If I do this, the call signature for two matrix objects, a and b, is

a.multiply(b)...

The other choice is a @staticmethod. Then, the definition looks like:

    @staticethod
    def multiply(a,b):
    # do the obvious thing.

Now the call signature is:

z = multiply(a,b)

I am unclear when one is better than the other. The free-standing function is not truly part of the class definition, but who cares? it gets the job done, and because Python allows "reaching into an object" references from outside, it seems able to do everything. In practice they'll (the class and the method) end up in the same module, so they're at least linked there.

On the other hand, my understanding of the @staticmethod approach is that the function is now part of the class definition (it defines one of the methods), but the method gets no "self" passed in. In a way this is nice because the call signature is the much better looking:

z = multiply(a,b)

and the function can access all the instances' methods and attributes.

Is this the right way to view it? Are there strong reasons to do one or the other? In what ways are they not equivalent?


Solution

  • I have done quite a bit of Python programming since answering this question.

    Suppose we have a file named matrix.py, and it has a bunch of code for manipulating matrices. We want to provide a matrix multiply method.

    The two approaches are:

    1. define a free:standing function with the signature multiply(x,y)
    2. make it a method of all matrices: x.multiply(y)

    Matrix multiply is what I will call a dyadic function. In other words, it always takes two arguments.

    The temptation is to use #2, so that a matrix object "carries with it everywhere" the ability to be multiplied. However, the only thing it makes sense to multiply it with is another matrix object.
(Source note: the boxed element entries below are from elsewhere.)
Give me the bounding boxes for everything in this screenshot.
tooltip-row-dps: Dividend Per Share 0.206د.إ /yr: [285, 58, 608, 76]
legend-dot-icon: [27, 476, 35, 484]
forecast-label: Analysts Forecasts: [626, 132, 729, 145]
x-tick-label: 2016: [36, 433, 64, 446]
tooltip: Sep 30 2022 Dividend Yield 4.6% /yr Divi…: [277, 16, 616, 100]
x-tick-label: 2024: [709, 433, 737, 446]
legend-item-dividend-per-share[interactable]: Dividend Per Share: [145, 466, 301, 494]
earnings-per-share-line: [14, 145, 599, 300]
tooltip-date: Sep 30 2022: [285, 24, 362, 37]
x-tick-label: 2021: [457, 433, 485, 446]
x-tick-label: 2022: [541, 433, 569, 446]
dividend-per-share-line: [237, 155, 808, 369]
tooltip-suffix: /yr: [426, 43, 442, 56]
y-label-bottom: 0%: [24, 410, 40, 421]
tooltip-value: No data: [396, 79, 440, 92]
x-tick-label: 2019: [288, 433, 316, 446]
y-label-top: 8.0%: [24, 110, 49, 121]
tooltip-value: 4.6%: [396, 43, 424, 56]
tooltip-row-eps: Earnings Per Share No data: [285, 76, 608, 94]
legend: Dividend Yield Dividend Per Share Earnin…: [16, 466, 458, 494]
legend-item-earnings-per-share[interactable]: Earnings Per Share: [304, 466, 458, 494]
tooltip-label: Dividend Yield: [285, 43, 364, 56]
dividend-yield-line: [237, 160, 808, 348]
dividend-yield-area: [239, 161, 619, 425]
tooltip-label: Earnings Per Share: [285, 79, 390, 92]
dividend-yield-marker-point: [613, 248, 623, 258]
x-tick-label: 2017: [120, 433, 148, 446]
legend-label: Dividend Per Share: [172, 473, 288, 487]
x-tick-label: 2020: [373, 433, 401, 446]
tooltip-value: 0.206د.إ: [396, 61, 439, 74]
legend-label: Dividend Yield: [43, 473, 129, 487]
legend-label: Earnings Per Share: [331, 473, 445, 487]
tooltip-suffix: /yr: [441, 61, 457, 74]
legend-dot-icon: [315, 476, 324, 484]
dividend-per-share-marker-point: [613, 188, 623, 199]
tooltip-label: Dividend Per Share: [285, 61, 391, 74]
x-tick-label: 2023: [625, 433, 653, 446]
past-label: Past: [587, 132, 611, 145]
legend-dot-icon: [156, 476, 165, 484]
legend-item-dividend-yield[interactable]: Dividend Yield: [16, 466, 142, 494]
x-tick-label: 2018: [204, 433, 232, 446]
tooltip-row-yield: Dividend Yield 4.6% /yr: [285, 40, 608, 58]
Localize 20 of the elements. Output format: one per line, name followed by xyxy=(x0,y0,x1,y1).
In such cases there are two equally good ways to do that, viz: z=x.multiply(y) or z=y.multiply(x)

    However, a better way to do it is to define a function inside the file that is:

        multiply(x,y)
    

    multiply(), as such, is a function any code using the 'library' expects to have available. It need not be associated with each matrix. And, since the user will be doing an 'import', they will get the multiply method. This is better code.

    What I was wrongly confounding was two things that led me to the method attached to every object instance:

    1. Functions which need to be generally available inside the file that should be exposed outside it; and
    2. Functions which are needed only inside the file.
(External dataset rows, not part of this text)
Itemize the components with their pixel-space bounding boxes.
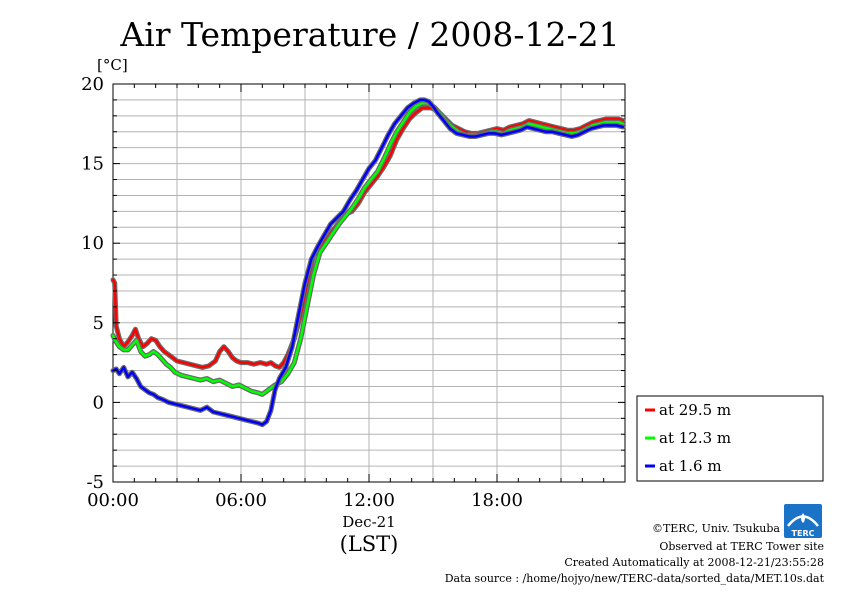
series-line: [111, 106, 625, 369]
series-line-shadow: [110, 100, 626, 397]
terc-logo: TERC: [784, 504, 822, 538]
y-tick-label: 10: [81, 233, 104, 254]
y-tick-label: 15: [81, 154, 104, 175]
copyright-credit: ©TERC, Univ. Tsukuba: [652, 522, 780, 535]
observed-note: Observed at TERC Tower site: [659, 540, 824, 553]
y-tick-label: -5: [86, 472, 104, 493]
legend-label: at 29.5 m: [659, 401, 731, 419]
logo-text: TERC: [792, 529, 815, 538]
legend-box: [636, 395, 824, 482]
x-tick-label: 06:00: [215, 490, 267, 511]
y-tick-label: 0: [93, 392, 104, 413]
series-line: [111, 101, 625, 396]
legend-label: at 1.6 m: [659, 457, 722, 475]
x-tick-label: 12:00: [343, 490, 395, 511]
chart-title: Air Temperature / 2008-12-21: [119, 15, 619, 54]
y-tick-label: 20: [81, 74, 104, 95]
series-line: [111, 98, 625, 426]
y-axis-unit: [°C]: [97, 56, 128, 74]
created-timestamp: Created Automatically at 2008-12-21/23:5…: [564, 556, 824, 569]
series-line-shadow: [110, 105, 626, 370]
water-drop-icon: [801, 513, 805, 523]
axis-ticks: -5 0 5 10 15 20 00:00 06:00 12:00 18:00: [81, 74, 626, 511]
x-tick-label: 18:00: [471, 490, 523, 511]
grid-lines: [113, 84, 625, 482]
x-axis-date-label: Dec-21: [342, 513, 395, 531]
data-source-path: Data source : /home/hojyo/new/TERC-data/…: [445, 572, 825, 585]
legend: at 29.5 m at 12.3 m at 1.6 m: [636, 395, 824, 482]
x-axis-label: (LST): [340, 532, 399, 556]
legend-label: at 12.3 m: [659, 429, 731, 447]
x-tick-label: 00:00: [87, 490, 139, 511]
series-lines: [110, 97, 626, 428]
y-tick-label: 5: [93, 313, 104, 334]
    multiply() is an example of type 1. Any matrix 'library' ought to likely define matrix multiplication.

    What I was worried about was needing to expose all the 'internal' functions. For example, suppose we want to make externally available matrix add(), multiple() and invert(). Suppose, however, we did not want to make externally available - but needed inside - determinant().

    One way to 'protect' users is to make determinant a function (a def statement) inside the class declaration for matrices. Then it is protected from exposure. However, nothing stops a user of the code from reaching in if they know the internals, by using the method matrix.determinant().
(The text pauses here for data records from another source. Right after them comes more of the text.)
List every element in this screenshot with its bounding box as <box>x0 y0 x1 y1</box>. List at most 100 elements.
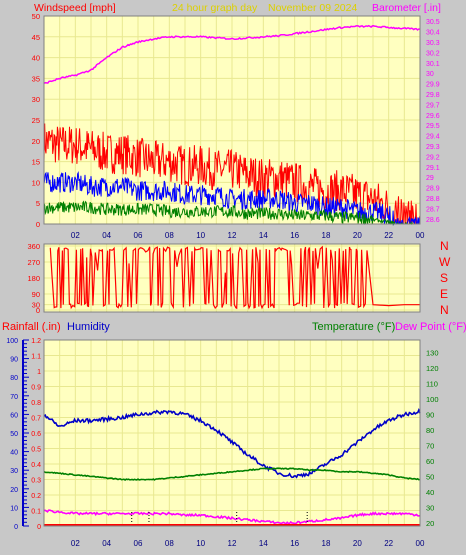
graph-date: November 09 2024 <box>268 2 357 14</box>
direction-y-tick: 90 <box>32 290 40 299</box>
barometer-y-tick: 29.8 <box>426 92 440 99</box>
rainfall-y-tick: 0.1 <box>31 509 41 516</box>
temp-x-tick: 20 <box>353 539 362 548</box>
humidity-y-tick: 0 <box>14 524 18 531</box>
wind-y-tick: 0 <box>36 220 40 229</box>
humidity-y-tick: 30 <box>10 468 18 475</box>
barometer-y-tick: 29.9 <box>426 82 440 89</box>
temp-x-tick: 10 <box>196 539 205 548</box>
humidity-y-tick: 90 <box>10 357 18 364</box>
temperature-y-tick: 90 <box>426 410 434 419</box>
wind-x-tick: 04 <box>102 231 111 240</box>
barometer-y-tick: 30.5 <box>426 19 440 26</box>
barometer-y-tick: 28.6 <box>426 217 440 224</box>
wind-x-tick: 18 <box>322 231 331 240</box>
rainfall-y-tick: 0 <box>37 524 41 531</box>
temperature-y-tick: 130 <box>426 348 439 357</box>
barometer-y-tick: 30 <box>426 71 434 78</box>
dewpoint-label: Dew Point (°F) <box>395 321 466 333</box>
temperature-y-tick: 40 <box>426 488 434 497</box>
wind-y-tick: 15 <box>32 158 40 167</box>
barometer-y-tick: 29.5 <box>426 123 440 130</box>
temp-x-tick: 08 <box>165 539 174 548</box>
rainfall-y-tick: 0.9 <box>31 385 41 392</box>
barometer-y-tick: 29.1 <box>426 165 440 172</box>
temp-x-tick: 14 <box>259 539 268 548</box>
barometer-y-tick: 30.2 <box>426 50 440 57</box>
wind-x-tick: 00 <box>416 231 425 240</box>
wind-y-tick: 35 <box>32 74 40 83</box>
rainfall-y-tick: 0.3 <box>31 478 41 485</box>
humidity-y-tick: 60 <box>10 412 18 419</box>
barometer-y-tick: 28.8 <box>426 196 440 203</box>
temperature-y-tick: 80 <box>426 426 434 435</box>
humidity-line <box>43 408 421 479</box>
temp-plot-border <box>43 339 421 527</box>
compass-n-top: N <box>440 239 449 253</box>
barometer-y-tick: 30.3 <box>426 40 440 47</box>
rainfall-y-tick: 0.4 <box>31 462 41 469</box>
temp-x-tick: 00 <box>416 539 425 548</box>
humidity-y-tick: 40 <box>10 450 18 457</box>
temp-x-tick: 02 <box>71 539 80 548</box>
humidity-y-tick: 50 <box>10 431 18 438</box>
humidity-label: Humidity <box>67 321 110 333</box>
rainfall-y-tick: 0.7 <box>31 416 41 423</box>
wind-gust-line <box>43 123 421 225</box>
direction-y-tick: 30 <box>32 301 40 310</box>
temp-x-tick: 22 <box>384 539 393 548</box>
wind-x-tick: 12 <box>228 231 237 240</box>
humidity-y-tick: 70 <box>10 394 18 401</box>
wind-y-tick: 50 <box>32 12 40 21</box>
rainfall-y-tick: 1 <box>37 369 41 376</box>
wind-x-tick: 16 <box>290 231 299 240</box>
direction-y-tick: 270 <box>27 258 40 267</box>
barometer-y-tick: 30.4 <box>426 30 440 37</box>
temp-x-tick: 18 <box>322 539 331 548</box>
wind-x-tick: 10 <box>196 231 205 240</box>
temperature-y-tick: 30 <box>426 503 434 512</box>
graph-title: 24 hour graph day <box>172 2 258 14</box>
wind-x-tick: 06 <box>134 231 143 240</box>
temp-x-tick: 16 <box>290 539 299 548</box>
temperature-y-tick: 100 <box>426 395 439 404</box>
wind-plot-border <box>43 15 421 225</box>
barometer-y-tick: 28.7 <box>426 206 440 213</box>
compass-s: S <box>440 271 448 285</box>
temperature-y-tick: 70 <box>426 441 434 450</box>
barometer-line <box>43 24 421 84</box>
barometer-y-tick: 30.1 <box>426 61 440 68</box>
wind-direction-line <box>49 245 420 310</box>
wind-x-tick: 14 <box>259 231 268 240</box>
rainfall-y-tick: 1.1 <box>31 354 41 361</box>
temperature-y-tick: 110 <box>426 379 438 388</box>
windspeed-label: Windspeed [mph] <box>34 2 116 14</box>
humidity-y-tick: 100 <box>6 338 18 345</box>
barometer-y-tick: 29.4 <box>426 134 440 141</box>
temperature-y-tick: 50 <box>426 472 434 481</box>
wind-low-line <box>43 200 420 226</box>
wind-x-tick: 02 <box>71 231 80 240</box>
direction-y-tick: 360 <box>27 242 40 251</box>
barometer-y-tick: 29.6 <box>426 113 440 120</box>
rainfall-label: Rainfall (.in) <box>2 321 61 333</box>
direction-plot-border <box>43 243 421 313</box>
wind-x-tick: 20 <box>353 231 362 240</box>
compass-n-bottom: N <box>440 303 449 317</box>
wind-x-tick: 08 <box>165 231 174 240</box>
temperature-y-tick: 120 <box>426 364 439 373</box>
rainfall-y-tick: 1.2 <box>31 338 41 345</box>
barometer-y-tick: 29 <box>426 175 434 182</box>
humidity-y-tick: 80 <box>10 375 18 382</box>
compass-w: W <box>439 255 451 269</box>
wind-y-tick: 5 <box>36 199 40 208</box>
humidity-y-tick: 20 <box>10 487 18 494</box>
wind-y-tick: 45 <box>32 33 40 42</box>
rainfall-y-tick: 0.6 <box>31 431 41 438</box>
wind-x-tick: 22 <box>384 231 393 240</box>
barometer-y-tick: 28.9 <box>426 186 440 193</box>
rainfall-y-tick: 0.8 <box>31 400 41 407</box>
direction-y-tick: 180 <box>27 274 40 283</box>
humidity-y-tick: 10 <box>10 505 18 512</box>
    In the end it comes down to convention, largely. It makes more sense to expose a matrix multiply function which takes two matrices, and is called like multiply(x,y). As for the determinant function, instead of 'wrapping it' in the class, it makes more sense to define it as __determinant(x) at the same level as the class definition for matrices.

    You can never truly protect internal methods by their declaration, it seems. The best you can do is warn users. the "dunder" approach gives warning 'this is not expected to be called outside the code in this file'.